DON’T back away from his challenges. Not ever. If you want the dog’s toys or food, you shall have the dogs toys or food. If you want the dog to move away, the dog shall move away. Period. Begin this policy when he’s little, because it’ll be incrementally more difficult with every pound and every inch he gains. Dogs do not understand democracy, and you aren’t doing him any favors by considering his preferences in daily routine decisions. If you do defer to them, essentially you’re asking him to take over. He will, quite happily.
DON’T resort to physical punishment to get your point across. This applies to all dogs, actually. Hitting is another thing dogs don’t understand, and they’re most likely to learn to avoid your hands rather than the behaviors you want to discourage.

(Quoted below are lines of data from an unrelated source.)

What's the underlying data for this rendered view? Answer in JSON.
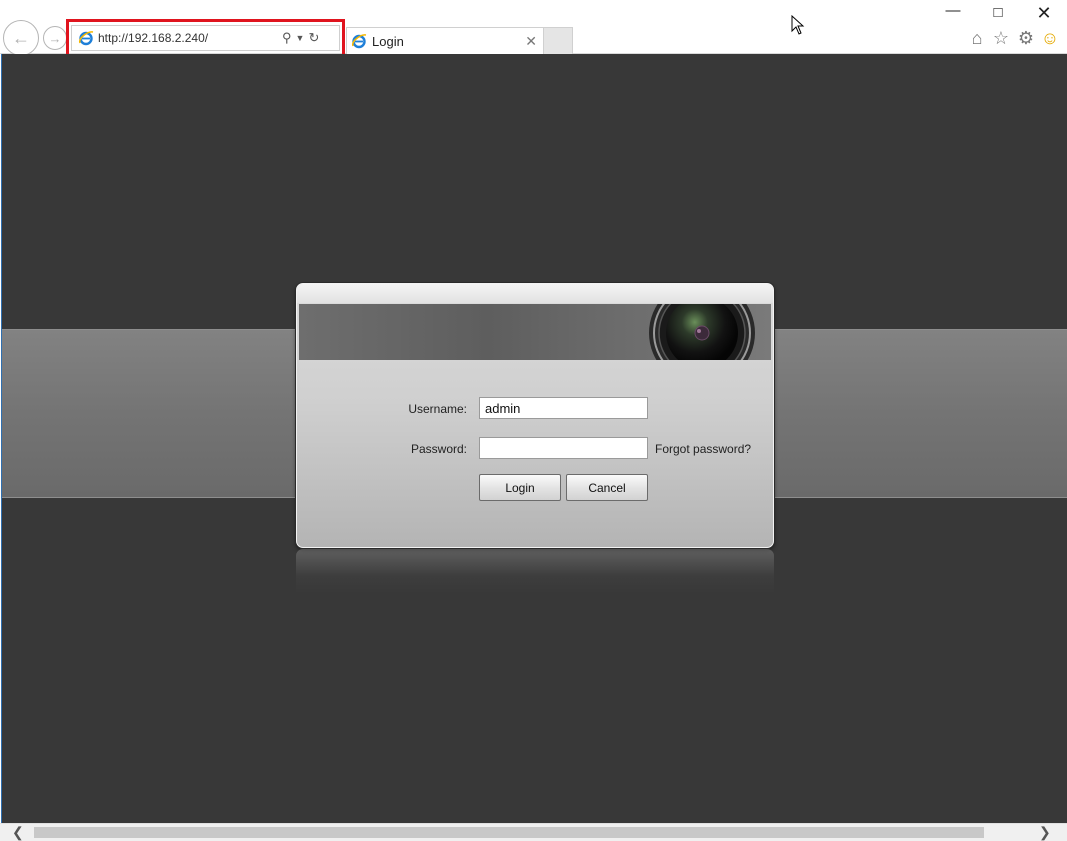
{
  "browser": {
    "url": "http://192.168.2.240/",
    "tab_title": "Login",
    "back_glyph": "←",
    "forward_glyph": "→",
    "close_tab_glyph": "✕",
    "min_glyph": "—",
    "max_glyph": "□",
    "close_glyph": "✕",
    "highlight_color": "#e0141e",
    "icons": [
      "ie-logo-icon",
      "search-icon",
      "dropdown-icon",
      "refresh-icon",
      "home-icon",
      "favorites-star-icon",
      "gear-icon",
      "smiley-feedback-icon"
    ]
  },
  "login": {
    "username_label": "Username:",
    "username_value": "admin",
    "password_label": "Password:",
    "password_value": "",
    "forgot_link": "Forgot password?",
    "login_button": "Login",
    "cancel_button": "Cancel",
    "banner_icon": "camera-lens-icon"
  },
  "colors": {
    "page_background": "#383838",
    "band": "#787878",
    "dialog": "#cfcfcf"
  }
}
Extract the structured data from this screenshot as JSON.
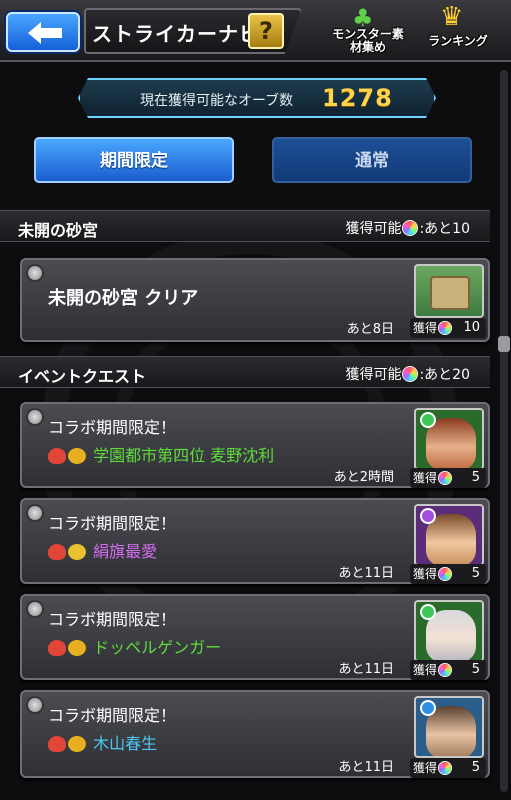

In the case of a true dominant, however, hitting invites a genetically programmed threat response. He will challenge you, the challenge will escalate, and both of you will come to grief over it. Ignore him ostentatiously when he refuses to mind you, lavish praise on him when he complies. Be patient...it takes awhile, but he will make the connection. He’s a companionable soul, your dog, and the last thing he wants is exile from the pack.
Finally, DON’T merely discard the dog if he proves to be too much effort for you. Understand that ownership is a comittment to the dog, yourself and other people. If he’s young enough and sizeable enough, investigate giving him to your local police department for K-9 training, or give him to someone who understands what’s involved in dealing with him. As a last resort, have him put down. It may sound cruel, but it’s infinitely better than a potential attack or a tragic existence at the end of a chain in the back yard, drinking water out of a rusty hubcap. He doesn’t deserve that kind of fate just for being what he is.